U.S. Ambassador to Georgia Kelly Degnan believes the selection of the Public Defender is “extremely important,” saying that “it’s a tremendous opportunity for the Parliament to have a very inclusive process. Now is the time to include as many relevant voices as possible, not to have a closed and exclusive kind of process.”
“It’s very important to note that the previous selection process was very well-regarded by international agencies that regulate how Public Defenders are selected. In fact, Georgia received a high ranking the last time the Public Defender was selected because the process was inclusive. It included NGOs. It included many voices. If Georgia wants to retain that very strong ranking that it received from the Global Alliance of National Human Rights Institutions, it has to follow the principles that are laid out as international best practices, the Paris Principles. These recommendations were provided to Georgia five years ago, and this is how Georgia will retain the very high ranking it received.

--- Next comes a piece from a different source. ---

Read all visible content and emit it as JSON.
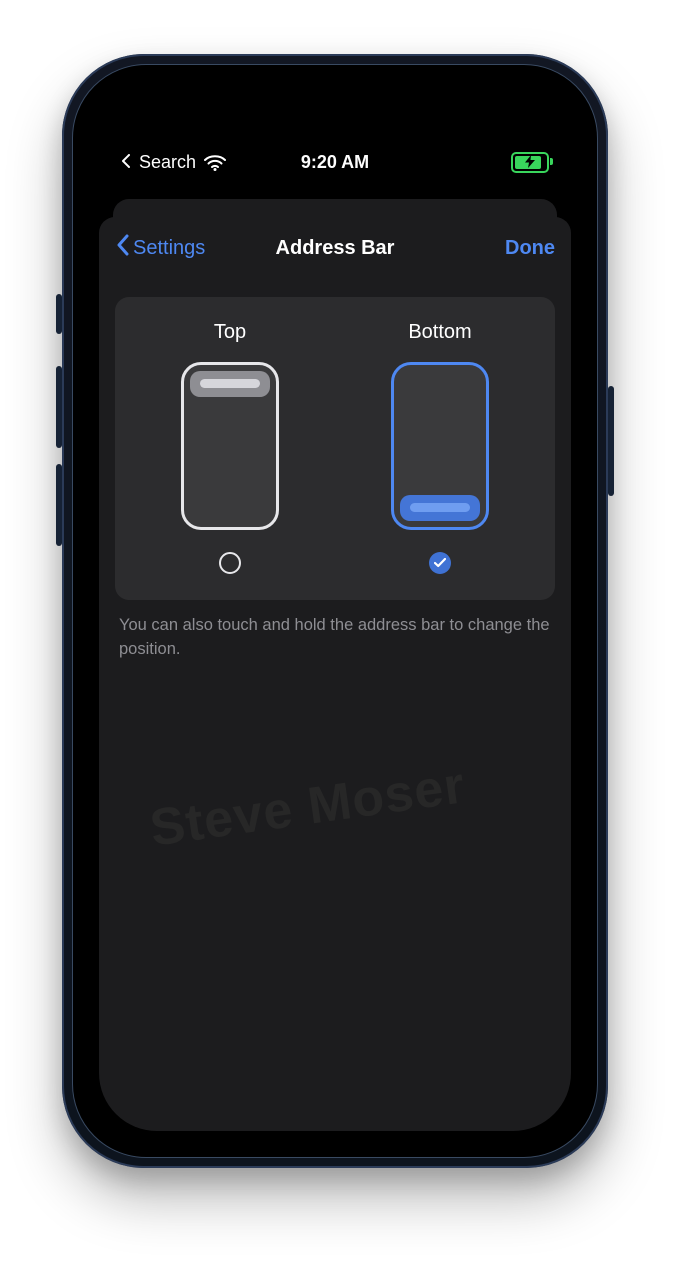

The good process that produced the Public Defender the last time was an inclusive process that included NGOs, but it’s not a mystery how to do this. It is all laid out in the Paris principles, and Council of Europe recommendations. There are many guidelines for Georgia to follow, to do this well and come up with a Public Defender that will really be a consensus candidate recognized by all of the stakeholders. Remember that the Public Defender’s main job is to defend the human rights of every Georgian citizen. It’s an extremely important job, and it needs to be someone who’s impartial and qualified, and accepted by everyone, not just by one party,” Degnan told reporters on Wednesday.
U.S. Ambassador stressed that “the idea of doing an inclusive parliamentary process, where all voices have the chance to weigh in and to develop a better law is so important. These are not criticisms of Georgia.”
She said, the Venice Commission opinions and other examples like this are the opportunity to help Georgia improve its legislation, to ensure that there are legal safeguards to avoid abuses of citizens’ rights; and in this case to ensure that Georgian citizens’ right to privacy and the privacy of their data and their conversations on their cell phones are protected.
“I would just add as well that when you have these kinds of consultative processes being more inclusive is important. And I think, for instance, on the recent Venice Commission opinion regarding the surveillance law, that was again an opportunity. The opinion itself was strong and clear that a more inclusive approach is important. The Venice Commission’s opinion is an assessment by international legal experts about the amendments that were adopted by Parliament in June as to whether those amendments provided sufficient protections for Georgian’s right to privacy. This is a very clear, strong opinion about a very important principle, and that is the right to privacy.
The opinion which was requested by the President this time concluded that there was insufficient explanation or justification for the amendments. These amendments extend the reasons allowed for wiretapping Georgians. It extends how long the government can wiretap someone, and it also extends the time before the government can tell someone that their conversations are being secretly listened to. This is particularly important in light of last September’s massive leak of illegal wiretapping and surveillance on church officials, diplomats, journalists, and politicians. It’s very important, as this Venice Commission opinion very clearly and strongly stated, that the reasons for the amendments be established and they were not. That was the conclusion of this report,” she noted.